On trouve cette confirmation auprès du personnel actuel, des gens qui nous ont parlé en off, qui ont vraiment souhaité garder l’anonymat, ils disent que Dakouo tripatouillait les comptes et on nous a confié que quand son successeur, l’abbé Somboro, est arrivé, il n’y avait plus rien. Ce dernier a dû relancer les finances de l’église à son arrivée. Il se dit dans le milieu des prêtres qu’il est parti sur la pointe des pieds parce qu’il a été viré. Pas mal de gens s’interrogent sur le pourquoi de son départ. Ça ne semble pas dû à sa volonté d’aller étudier en France. La réalité est cachée.

Quelles ont été les réactions suite à la publication de cet article, au sein des fidèles de l’église du Mali ?

Certains m’ont félicité pour avoir eu le courage de publier une enquête comme ça. C’est comme si une partie de la communauté s’attendait à des révélations et une autre partie, constituée de tous ceux qui bénéficient de ces financements, de ce système, ne voulait pas en entendre parler. Suite à l’article, les bailleurs de la CEM pourraient être amenés à exiger plus de transparence dans la gestion financière de la CEM. Du coup ça pourrait menacer certains projets qui étaient en cours.

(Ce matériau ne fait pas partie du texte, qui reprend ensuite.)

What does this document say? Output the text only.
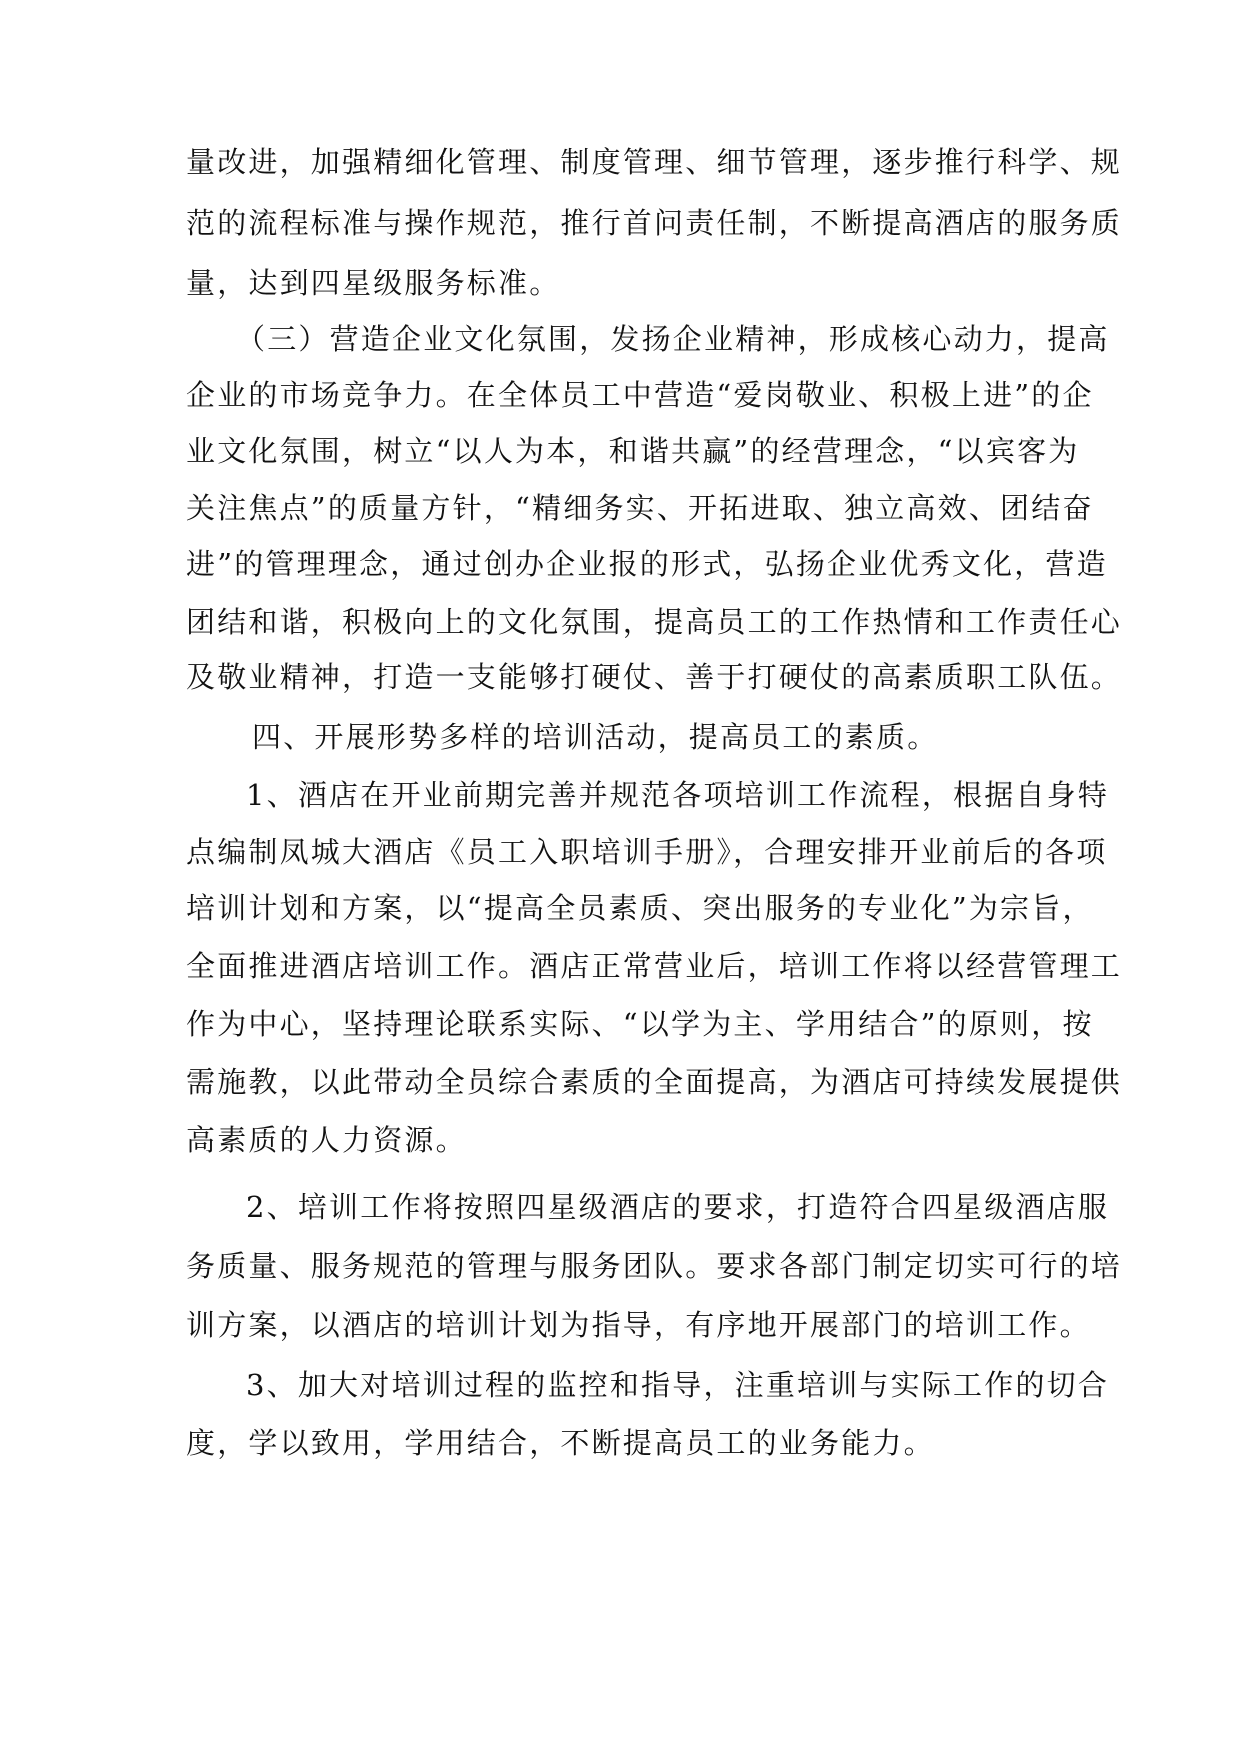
量改进，加强精细化管理、制度管理、细节管理，逐步推行科学、规
范的流程标准与操作规范，推行首问责任制，不断提高酒店的服务质
量，达到四星级服务标准。
（三）营造企业文化氛围，发扬企业精神，形成核心动力，提高
企业的市场竞争力。在全体员工中营造“爱岗敬业、积极上进”的企
业文化氛围，树立“以人为本，和谐共赢”的经营理念，“以宾客为
关注焦点”的质量方针，“精细务实、开拓进取、独立高效、团结奋
进”的管理理念，通过创办企业报的形式，弘扬企业优秀文化，营造
团结和谐，积极向上的文化氛围，提高员工的工作热情和工作责任心
及敬业精神，打造一支能够打硬仗、善于打硬仗的高素质职工队伍。
四、开展形势多样的培训活动，提高员工的素质。
1、酒店在开业前期完善并规范各项培训工作流程，根据自身特
点编制凤城大酒店《员工入职培训手册》，合理安排开业前后的各项
培训计划和方案，以“提高全员素质、突出服务的专业化”为宗旨，
全面推进酒店培训工作。酒店正常营业后，培训工作将以经营管理工
作为中心，坚持理论联系实际、“以学为主、学用结合”的原则，按
需施教，以此带动全员综合素质的全面提高，为酒店可持续发展提供
高素质的人力资源。
2、培训工作将按照四星级酒店的要求，打造符合四星级酒店服
务质量、服务规范的管理与服务团队。要求各部门制定切实可行的培
训方案，以酒店的培训计划为指导，有序地开展部门的培训工作。
3、加大对培训过程的监控和指导，注重培训与实际工作的切合
度，学以致用，学用结合，不断提高员工的业务能力。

Avez-vous été soumis à des pressions voir des menaces après la publication de votre enquête ?

J’ai eu 2 à 3 appels qui sont assimilables à cela. Une personne de mon entourage a aussi été appelée par des proches de l’archevêque pour lui demander que je cesse ces affirmations gratuites. Mais quel intérêt aurais-je à sortir des informations non vérifiées ? nos révélations sont basées sur des faits, des documents, après des mois d’enquête. Je mesure les conséquences de cette enquête mais je n’ai fait que mon travail. Les gens ne voient pas cela, ils voient juste le superficiel, même des journalistes ont eu des réactions spontanées négatives en se basant juste sur le titre de l’article, après l’avoir lu ils sont revenus sur ces réactions.

Qu’attendez-vous comme suite à la publication de votre enquête ?

Encore une fois, il n’y a aucune volonté de cabale, en tant que chrétien je souhaiterais avoir plus de transparence, pas seulement pour moi mais aussi pour toute la communauté catholique qui se pose des questions sur ce que l’église reçoit et sur ce qui est fait de leur argent. C’est un exercice de transparence à portée de main que le clergé peut saisir pour rassurer les fidèles. Ce qui m’a beaucoup frustré c’est de voir le nom de la CEM sur cette liste noire, c’est surtout ça le souci.